The video game maker behind “Call of Duty” reports first-quarter earnings after Thursday’s closing bell, and the options market is implying a 6.5% move in either direction — a meaningful swing for a stock that has gained less than 5% year to date.

And although the stock has had a difficult 12 months, shedding about 29% in market value, options traders are more bullish than bearish heading into earnings, Dan Nathan, principal of RiskReversal.com, said Wednesday on CNBC’s “Options Action.”

“Call volume today ran a little hot to that of puts. It was about two times that,” Nathan said. “And it was interesting that a lot of the call buying, or the most active call strike, was in the weekly $50 calls. There was about 3,000 [to] 3,500 of those traded on an average [price] of about $1.12 or so. And when you see that with a stock at $48, $48.50, that’s traders playing for a short-term bounce.”

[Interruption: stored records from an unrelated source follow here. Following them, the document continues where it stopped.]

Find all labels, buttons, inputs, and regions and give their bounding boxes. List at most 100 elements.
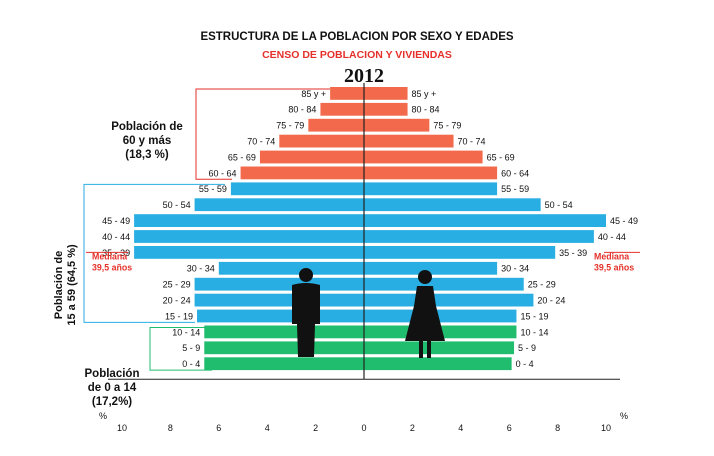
age-label-left-14: 15 - 19	[165, 311, 193, 321]
bar-left-5	[240, 166, 364, 180]
female-leg-left-icon	[419, 341, 423, 358]
bar-left-6	[230, 182, 364, 196]
male-body-icon	[292, 283, 320, 357]
bar-left-0	[330, 87, 364, 100]
age-label-right-5: 60 - 64	[501, 168, 529, 178]
x-tick-label-0: 10	[117, 423, 127, 433]
median-label-right-line-1: 39,5 años	[594, 262, 634, 272]
age-label-left-12: 25 - 29	[163, 280, 191, 290]
group-label-0-14-line-0: Población	[85, 368, 140, 380]
bar-left-10	[134, 246, 364, 259]
x-tick-label-7: 4	[458, 423, 463, 433]
group-label-0-14-line-2: (17,2%)	[92, 396, 132, 408]
age-label-left-6: 55 - 59	[199, 184, 227, 194]
bar-right-16	[364, 341, 515, 355]
bar-left-15	[204, 325, 364, 339]
bar-left-3	[279, 134, 364, 148]
bar-left-4	[259, 150, 364, 164]
age-label-left-1: 80 - 84	[288, 105, 316, 115]
bar-right-12	[364, 277, 524, 291]
age-label-left-9: 40 - 44	[102, 232, 130, 242]
group-label-60-plus-line-0: Población de	[111, 121, 183, 133]
x-tick-label-3: 4	[265, 423, 270, 433]
bar-right-10	[364, 246, 556, 259]
bar-right-2	[364, 118, 430, 132]
age-label-left-8: 45 - 49	[102, 216, 130, 226]
bar-right-4	[364, 150, 483, 164]
age-label-left-16: 5 - 9	[182, 343, 200, 353]
bar-right-17	[364, 357, 512, 371]
bar-right-14	[364, 309, 517, 323]
x-tick-label-5: 0	[361, 423, 366, 433]
median-label-left-line-1: 39,5 años	[92, 262, 132, 272]
age-label-right-9: 40 - 44	[598, 232, 626, 242]
age-label-right-12: 25 - 29	[528, 280, 556, 290]
x-tick-label-1: 8	[168, 423, 173, 433]
bar-right-6	[364, 182, 498, 196]
age-label-right-0: 85 y +	[412, 89, 437, 99]
age-label-right-15: 10 - 14	[520, 327, 548, 337]
x-axis-unit-left: %	[99, 411, 107, 421]
bar-right-5	[364, 166, 498, 180]
annotations-layer: Población de 60 y más (18,3 %) Población de…	[53, 88, 640, 408]
age-label-right-6: 55 - 59	[501, 184, 529, 194]
age-label-right-2: 75 - 79	[433, 121, 461, 131]
bar-right-13	[364, 293, 534, 307]
chart-title: ESTRUCTURA DE LA POBLACION POR SEXO Y ED…	[200, 31, 513, 43]
bar-right-3	[364, 134, 454, 148]
age-label-left-11: 30 - 34	[187, 264, 215, 274]
bar-right-7	[364, 198, 541, 212]
age-label-left-15: 10 - 14	[172, 327, 200, 337]
bar-left-14	[197, 309, 364, 323]
bar-right-0	[364, 87, 408, 100]
bar-left-16	[204, 341, 364, 355]
x-axis: 10 8 6 4 2 0 2 4 6 8 10%%	[99, 378, 628, 433]
age-label-left-2: 75 - 79	[276, 121, 304, 131]
x-tick-label-6: 2	[410, 423, 415, 433]
age-label-left-17: 0 - 4	[182, 359, 200, 369]
group-label-15-59-line-1: 15 a 59 (64,5 %)	[66, 244, 78, 326]
age-label-left-0: 85 y +	[301, 89, 326, 99]
age-label-right-7: 50 - 54	[545, 200, 573, 210]
female-leg-right-icon	[427, 341, 431, 358]
age-label-right-1: 80 - 84	[412, 105, 440, 115]
bar-left-2	[308, 118, 364, 132]
bar-left-7	[194, 198, 364, 212]
bar-left-9	[134, 230, 364, 243]
age-label-right-13: 20 - 24	[537, 296, 565, 306]
bracket-60-plus	[195, 88, 330, 180]
age-label-left-13: 20 - 24	[163, 296, 191, 306]
age-label-right-11: 30 - 34	[501, 264, 529, 274]
bar-left-12	[194, 277, 364, 291]
bar-left-1	[320, 102, 364, 116]
group-label-60-plus-line-1: 60 y más	[123, 135, 172, 147]
age-label-left-7: 50 - 54	[163, 200, 191, 210]
bar-left-17	[204, 357, 364, 371]
bar-right-11	[364, 261, 498, 275]
x-tick-label-10: 10	[601, 423, 611, 433]
x-axis-unit-right: %	[620, 411, 628, 421]
bar-right-8	[364, 214, 606, 227]
x-tick-label-2: 6	[216, 423, 221, 433]
female-head-icon	[418, 270, 432, 284]
group-label-15-59-line-0: Población de	[53, 251, 65, 319]
chart-subtitle: CENSO DE POBLACION Y VIVIENDAS	[262, 49, 452, 61]
age-label-right-8: 45 - 49	[610, 216, 638, 226]
male-head-icon	[299, 268, 313, 282]
age-label-left-4: 65 - 69	[228, 152, 256, 162]
age-label-right-10: 35 - 39	[559, 248, 587, 258]
bar-left-8	[134, 214, 364, 227]
median-label-right-line-0: Mediana	[594, 251, 629, 261]
x-tick-label-9: 8	[555, 423, 560, 433]
age-label-left-5: 60 - 64	[209, 168, 237, 178]
male-figure-icon	[292, 268, 320, 357]
age-label-left-3: 70 - 74	[247, 137, 275, 147]
age-label-right-14: 15 - 19	[520, 311, 548, 321]
group-label-0-14-line-1: de 0 a 14	[88, 382, 137, 394]
bar-right-1	[364, 102, 408, 116]
age-label-right-4: 65 - 69	[487, 152, 515, 162]
bar-left-13	[194, 293, 364, 307]
group-label-15-59: Población de15 a 59 (64,5 %)	[53, 244, 78, 326]
x-tick-label-8: 6	[507, 423, 512, 433]
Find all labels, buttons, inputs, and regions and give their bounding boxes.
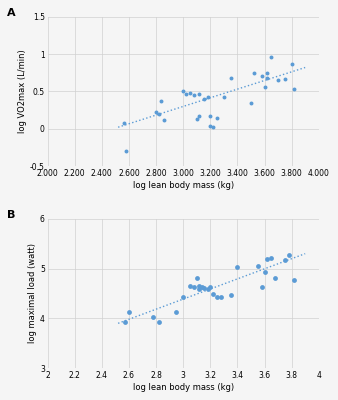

Nathan, who is also a trader on CNBC’s “Fast Money,” said the improved sentiment could be coming from the recent action in shares of Activision. The stock fell dramatically from its highs in 2018 before spending some time consolidating, which is often a precursor to a move higher.

“It’s still down about 35% from those all-time highs,” Nathan noted, referencing the above chart. “The thing obviously topped out last year. But look at this consolidation that it’s making here. And, so, if you’re going to buy short-dated calls into that print, you’re making a defined-risk bet that it’s going to break out, finally, after this long consolidation.”

Shares of Activision climbed more than 2% in early Thursday trading.